Sigh. I don’t think I can resist commenting on the reaction of anyone who is finding themselves profoundly disappointed by the fact that one of the richest, most famous, successful athletes in the world cheated on his wife. I’m not sure what in the long history of philandering sports superstars would actually surprise anyone about Tiger Woods’ marital indiscretion, but I’m constantly amazed by the expectation that professional athletes to adhere to some woefully unrealistic ideal of white collar wholesomeness. To borrow a quote friend of mine, “it’s just disappointing to see that we’re not more than the sum of our urges.”
Believe it or not, I sympathize with the general theme my friend expressed. But not as it applies to people like Tiger Woods. Chuck Klosterman has made a similar point about Gilbert Arenas, but why would anyone expect someone like Tiger Woods to be a normal Joe (and we won’t even get in to the fact that many normal Joes and Janes engage in extramarital dalliances themselves)?

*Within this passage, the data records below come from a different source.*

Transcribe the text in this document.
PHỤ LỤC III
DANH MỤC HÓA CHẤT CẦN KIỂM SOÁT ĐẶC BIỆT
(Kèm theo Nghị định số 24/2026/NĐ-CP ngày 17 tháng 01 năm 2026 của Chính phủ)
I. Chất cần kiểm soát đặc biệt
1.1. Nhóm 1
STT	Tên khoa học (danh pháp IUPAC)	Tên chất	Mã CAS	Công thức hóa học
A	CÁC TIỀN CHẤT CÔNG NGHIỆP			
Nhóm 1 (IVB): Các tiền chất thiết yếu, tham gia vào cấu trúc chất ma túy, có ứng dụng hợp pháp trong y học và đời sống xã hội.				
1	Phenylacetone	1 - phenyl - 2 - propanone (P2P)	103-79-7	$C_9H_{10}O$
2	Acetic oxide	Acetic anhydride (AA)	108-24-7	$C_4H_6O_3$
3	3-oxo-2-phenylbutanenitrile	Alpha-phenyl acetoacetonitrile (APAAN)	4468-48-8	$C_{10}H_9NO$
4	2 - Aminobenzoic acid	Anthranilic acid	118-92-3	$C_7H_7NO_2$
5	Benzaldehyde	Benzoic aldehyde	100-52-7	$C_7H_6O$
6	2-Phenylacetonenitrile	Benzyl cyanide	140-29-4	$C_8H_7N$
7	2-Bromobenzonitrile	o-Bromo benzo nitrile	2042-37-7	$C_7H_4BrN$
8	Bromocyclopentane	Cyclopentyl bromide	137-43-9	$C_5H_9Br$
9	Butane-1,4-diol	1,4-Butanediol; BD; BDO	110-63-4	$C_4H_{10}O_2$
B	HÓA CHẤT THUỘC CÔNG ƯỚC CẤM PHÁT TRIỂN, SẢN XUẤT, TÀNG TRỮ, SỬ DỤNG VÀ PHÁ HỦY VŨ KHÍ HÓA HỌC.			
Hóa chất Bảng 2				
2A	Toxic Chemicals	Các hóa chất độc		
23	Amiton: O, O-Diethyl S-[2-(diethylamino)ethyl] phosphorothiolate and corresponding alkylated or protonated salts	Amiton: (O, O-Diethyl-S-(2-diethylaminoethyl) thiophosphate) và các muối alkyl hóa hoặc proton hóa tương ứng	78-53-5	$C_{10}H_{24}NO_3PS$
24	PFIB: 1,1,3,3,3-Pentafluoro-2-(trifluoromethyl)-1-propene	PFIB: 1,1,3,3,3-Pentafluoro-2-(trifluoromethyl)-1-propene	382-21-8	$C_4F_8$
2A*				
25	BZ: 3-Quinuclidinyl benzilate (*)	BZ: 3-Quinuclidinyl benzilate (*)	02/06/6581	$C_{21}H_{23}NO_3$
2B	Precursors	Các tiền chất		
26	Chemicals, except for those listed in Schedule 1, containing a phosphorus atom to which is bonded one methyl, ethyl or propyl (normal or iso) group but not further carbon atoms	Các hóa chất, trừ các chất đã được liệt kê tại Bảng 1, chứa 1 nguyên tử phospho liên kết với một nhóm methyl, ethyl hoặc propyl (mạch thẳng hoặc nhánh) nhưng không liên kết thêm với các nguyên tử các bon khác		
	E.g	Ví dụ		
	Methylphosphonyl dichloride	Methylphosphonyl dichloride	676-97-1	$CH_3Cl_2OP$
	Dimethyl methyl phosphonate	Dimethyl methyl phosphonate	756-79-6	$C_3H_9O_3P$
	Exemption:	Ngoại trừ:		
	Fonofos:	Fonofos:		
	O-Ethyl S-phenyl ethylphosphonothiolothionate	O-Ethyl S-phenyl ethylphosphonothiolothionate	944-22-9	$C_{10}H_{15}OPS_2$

Consider for a moment what makes Tiger Woods so much better than his peers. Sure, here’s a very talented golfer, but more than anything else, other golfers live in constant fear of his competitiveness. You’ve heard all the cliches on TV before, “Tiger never gives in,” or “Tiger just wants it more.” Ask yourself, what kind of person does it take to be so relentlessly competitive, to care that much about winning, to feel such an urge to dominate that anything less than first place, every time is a disappointment? I’ll tell you: not the kind of person you’d expect to be the standard bearer of modest bourgeoisie morality. We’re talking about someone who — to borrow a common descriptor used in sports — is like an animal, a person driven by a near evolutionary impulse to never relent. Why would it be reasonable to expect someone with such a competitive drive to have otherwise flawless impulse control? It’s completely absurd.
To be perfectly clear, none of this justifies Woods’ actions and I’m not apologizing on Woods’ behalf. There’s little question his actions have been hurtful to his wife and will have lasting repercussions for his children. But it seems odd that people would celebrate Woods’ near inhuman will to dominate in one arena and hold some expectation that he’s an otherwise normal guy. That sort of compartmentalization really would be inhuman.
If you want to root for a normal guy, root for Phil Mickelson.